Barbara Goalen (1 January 1921 – 16 June 2002) was a British model who came to international prominence between 1945 and 1954, then gave up her career at the height of her success. Described as "the most photographed woman in Britain" and "arguably the first British supermodel", she epitomised post-war glamour and modelled for both Dior and Balenciaga.

==Early life==
Barbara Bach was born in British Malaya where her father, John Frederick Noel Bach, was a rubber plantation owner. She was sent back to the UK to prep school at the age of eight, moving on to St Mary's School in Calne, Wiltshire as a boarder. She spent a year studying art, giving this up to become an ambulance driver when war broke out. Her engagement to an RAF pilot ended when he was killed in action. She then married commercial pilot Ian Goalen who was killed in a plane crash in 1947, leaving her with a son and daughter.

==Modelling career==
Goalen became a model at the age of 24, with her mother taking care of her two young children. She said: "I didn't have to work for money, but I needed to for myself". While she also remarked – perhaps not entirely seriously – that it was a choice of that or taking in washing, even in austere post-war Britain good models could earn five guineas an hour – equivalent to the weekly wage for many working women of the time. Perks of the job included being treated as members of society, the loan of designer clothes and entrance to any event. Initially Goalen worked as a couture model and accepted every modelling commission, but later was to make her fee four times that of other models and restrict her appearances in order to be more 'exclusive'.

Her elegant wasp-waisted shape was the perfect fit for the post-war 'New Look' fashions and she had what Vogue has described as the "mink and diamonds" look, thanks in part to her gamine short haircut (later more bouffant), arched and elongated eyebrows and high cheekbones. She said: "I was seven and a half stone and my measurements were: charlies 33, waist 18 – yes really – and hips 31".

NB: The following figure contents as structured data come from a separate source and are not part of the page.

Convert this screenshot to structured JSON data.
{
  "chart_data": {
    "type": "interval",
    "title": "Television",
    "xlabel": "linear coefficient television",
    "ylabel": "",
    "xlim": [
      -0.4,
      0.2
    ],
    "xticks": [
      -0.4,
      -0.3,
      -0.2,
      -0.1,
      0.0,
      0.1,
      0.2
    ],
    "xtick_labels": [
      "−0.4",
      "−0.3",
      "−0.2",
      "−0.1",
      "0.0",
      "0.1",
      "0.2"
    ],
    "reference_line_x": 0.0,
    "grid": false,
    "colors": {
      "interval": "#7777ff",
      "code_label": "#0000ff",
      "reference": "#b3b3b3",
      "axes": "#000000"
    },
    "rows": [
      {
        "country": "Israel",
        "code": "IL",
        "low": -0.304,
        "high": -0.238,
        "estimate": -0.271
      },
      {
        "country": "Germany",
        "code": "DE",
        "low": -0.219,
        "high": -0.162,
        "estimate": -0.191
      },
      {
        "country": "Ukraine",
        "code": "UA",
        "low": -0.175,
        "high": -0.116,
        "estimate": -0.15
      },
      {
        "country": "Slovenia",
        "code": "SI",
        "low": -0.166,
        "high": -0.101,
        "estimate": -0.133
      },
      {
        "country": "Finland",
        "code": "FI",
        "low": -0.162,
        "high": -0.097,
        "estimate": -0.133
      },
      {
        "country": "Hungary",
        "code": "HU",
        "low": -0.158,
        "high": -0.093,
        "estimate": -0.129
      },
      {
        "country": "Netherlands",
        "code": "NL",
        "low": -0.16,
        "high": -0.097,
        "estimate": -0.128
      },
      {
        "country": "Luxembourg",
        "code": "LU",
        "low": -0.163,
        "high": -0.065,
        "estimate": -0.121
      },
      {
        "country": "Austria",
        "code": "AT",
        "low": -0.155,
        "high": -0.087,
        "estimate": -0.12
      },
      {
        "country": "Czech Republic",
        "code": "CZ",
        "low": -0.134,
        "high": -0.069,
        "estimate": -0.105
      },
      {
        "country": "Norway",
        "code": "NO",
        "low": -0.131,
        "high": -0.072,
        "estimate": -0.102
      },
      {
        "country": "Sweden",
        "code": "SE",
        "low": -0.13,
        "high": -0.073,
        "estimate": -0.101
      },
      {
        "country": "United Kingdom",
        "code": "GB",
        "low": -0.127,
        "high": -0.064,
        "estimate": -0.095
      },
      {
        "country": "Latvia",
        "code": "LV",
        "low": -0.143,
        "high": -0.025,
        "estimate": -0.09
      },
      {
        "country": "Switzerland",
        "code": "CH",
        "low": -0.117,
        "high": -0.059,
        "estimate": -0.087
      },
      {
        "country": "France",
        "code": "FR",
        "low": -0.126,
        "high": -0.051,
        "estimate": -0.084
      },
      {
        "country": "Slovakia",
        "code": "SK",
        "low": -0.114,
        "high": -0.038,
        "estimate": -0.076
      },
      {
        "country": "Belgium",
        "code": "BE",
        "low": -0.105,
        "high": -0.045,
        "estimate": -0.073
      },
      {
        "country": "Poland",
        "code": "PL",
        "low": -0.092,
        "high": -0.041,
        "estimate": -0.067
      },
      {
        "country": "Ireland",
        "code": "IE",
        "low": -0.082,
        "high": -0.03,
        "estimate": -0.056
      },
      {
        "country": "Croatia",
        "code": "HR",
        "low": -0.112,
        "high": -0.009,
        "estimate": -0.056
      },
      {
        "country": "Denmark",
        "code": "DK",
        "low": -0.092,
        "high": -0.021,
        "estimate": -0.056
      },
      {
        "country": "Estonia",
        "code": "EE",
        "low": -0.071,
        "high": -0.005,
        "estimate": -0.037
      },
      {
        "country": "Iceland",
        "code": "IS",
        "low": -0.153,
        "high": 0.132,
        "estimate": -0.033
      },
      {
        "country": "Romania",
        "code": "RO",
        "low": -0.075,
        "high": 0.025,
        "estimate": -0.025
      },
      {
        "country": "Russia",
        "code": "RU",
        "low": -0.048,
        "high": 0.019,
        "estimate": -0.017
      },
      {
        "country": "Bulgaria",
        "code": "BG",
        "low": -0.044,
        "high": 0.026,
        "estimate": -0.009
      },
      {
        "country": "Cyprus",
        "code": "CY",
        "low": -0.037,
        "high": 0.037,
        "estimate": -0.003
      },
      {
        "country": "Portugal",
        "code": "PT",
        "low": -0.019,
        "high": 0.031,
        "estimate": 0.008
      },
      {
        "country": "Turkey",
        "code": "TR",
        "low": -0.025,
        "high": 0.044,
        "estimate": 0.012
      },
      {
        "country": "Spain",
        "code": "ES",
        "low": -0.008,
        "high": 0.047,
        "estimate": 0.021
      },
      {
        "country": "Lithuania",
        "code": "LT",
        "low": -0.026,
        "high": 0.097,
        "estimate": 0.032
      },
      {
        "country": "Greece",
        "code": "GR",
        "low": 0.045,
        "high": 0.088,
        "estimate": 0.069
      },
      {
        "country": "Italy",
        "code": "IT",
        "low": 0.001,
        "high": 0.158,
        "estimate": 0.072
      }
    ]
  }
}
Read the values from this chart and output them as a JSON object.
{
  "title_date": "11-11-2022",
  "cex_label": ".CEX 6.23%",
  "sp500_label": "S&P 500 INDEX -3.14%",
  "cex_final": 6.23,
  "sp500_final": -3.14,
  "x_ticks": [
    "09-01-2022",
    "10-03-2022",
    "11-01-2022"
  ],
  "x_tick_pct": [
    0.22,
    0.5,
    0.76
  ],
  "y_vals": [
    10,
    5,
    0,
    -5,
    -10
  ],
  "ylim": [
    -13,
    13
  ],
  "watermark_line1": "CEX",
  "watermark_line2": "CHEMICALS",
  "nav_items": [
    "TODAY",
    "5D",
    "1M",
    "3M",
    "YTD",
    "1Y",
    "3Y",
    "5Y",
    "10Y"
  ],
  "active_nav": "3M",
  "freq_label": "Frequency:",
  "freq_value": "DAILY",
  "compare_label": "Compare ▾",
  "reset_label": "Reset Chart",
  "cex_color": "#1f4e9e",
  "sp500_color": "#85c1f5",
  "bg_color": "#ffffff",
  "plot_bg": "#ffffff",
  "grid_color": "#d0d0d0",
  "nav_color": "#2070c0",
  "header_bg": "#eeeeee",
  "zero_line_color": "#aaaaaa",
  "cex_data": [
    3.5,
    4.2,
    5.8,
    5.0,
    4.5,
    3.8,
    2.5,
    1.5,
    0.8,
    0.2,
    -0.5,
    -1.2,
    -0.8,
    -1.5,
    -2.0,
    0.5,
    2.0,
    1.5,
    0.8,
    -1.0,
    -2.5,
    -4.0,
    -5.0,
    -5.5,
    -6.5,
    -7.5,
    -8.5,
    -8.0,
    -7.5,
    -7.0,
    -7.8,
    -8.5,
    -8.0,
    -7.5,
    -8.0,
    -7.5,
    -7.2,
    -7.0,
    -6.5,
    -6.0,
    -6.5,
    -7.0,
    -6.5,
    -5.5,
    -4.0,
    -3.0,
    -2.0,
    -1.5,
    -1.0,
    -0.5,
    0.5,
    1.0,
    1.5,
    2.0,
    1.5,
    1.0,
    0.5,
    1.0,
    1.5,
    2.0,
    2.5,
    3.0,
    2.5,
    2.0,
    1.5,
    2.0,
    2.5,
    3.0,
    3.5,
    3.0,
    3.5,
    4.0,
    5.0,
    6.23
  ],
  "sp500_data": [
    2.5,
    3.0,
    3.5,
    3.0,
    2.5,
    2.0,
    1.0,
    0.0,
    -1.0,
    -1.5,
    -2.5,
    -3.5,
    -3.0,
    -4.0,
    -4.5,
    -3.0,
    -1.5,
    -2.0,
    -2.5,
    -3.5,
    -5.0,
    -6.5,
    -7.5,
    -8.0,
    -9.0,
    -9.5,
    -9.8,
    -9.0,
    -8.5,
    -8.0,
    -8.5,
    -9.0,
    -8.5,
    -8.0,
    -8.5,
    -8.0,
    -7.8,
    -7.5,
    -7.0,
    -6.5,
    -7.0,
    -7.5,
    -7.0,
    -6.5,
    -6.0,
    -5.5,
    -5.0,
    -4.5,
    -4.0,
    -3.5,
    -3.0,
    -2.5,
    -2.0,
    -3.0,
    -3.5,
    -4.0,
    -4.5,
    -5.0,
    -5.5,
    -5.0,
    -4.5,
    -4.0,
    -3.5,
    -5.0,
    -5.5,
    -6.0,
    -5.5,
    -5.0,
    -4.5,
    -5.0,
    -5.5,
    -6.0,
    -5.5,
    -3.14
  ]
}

Early on in her career, she became a favourite of Vogue photographer Clifford Coffin and was also to work with leading fashion names such as Norman Parkinson and Anthony Denney. Her big break came when she met photographer John French. From 1950, she made frequent appearances in the pages of Vogue and Harper's Bazaar. She also became among the first British models to be employed by French couture houses – notably Balenciaga and pioneer of the 'New Look' Dior ' – as well as modelling in New York and Australia. She was among the models chosen for a series of influential photoshoots by Elsbeth Juda for export magazine The Ambassador that were designed to promote British culture and industry abroad.

==Later life and work==
Goalen retired from modelling when she married Lloyd's underwriter Nigel Campbell in 1954, and the couple had two daughters. Such was her fame after her six-year modelling career that the wedding, at Caxton Hall, Westminster, was mobbed by onlookers. Subsequently known as Mrs Nigel Campbell, she organised the Berkeley dress show (a debutante event and fixture of the 'season') during the 1960s – despite her doubts about its relevance to the times. She also dispensed fashion advice in The Daily Telegraph and Daily Mirror designed children's clothes, modelled by her two young daughters.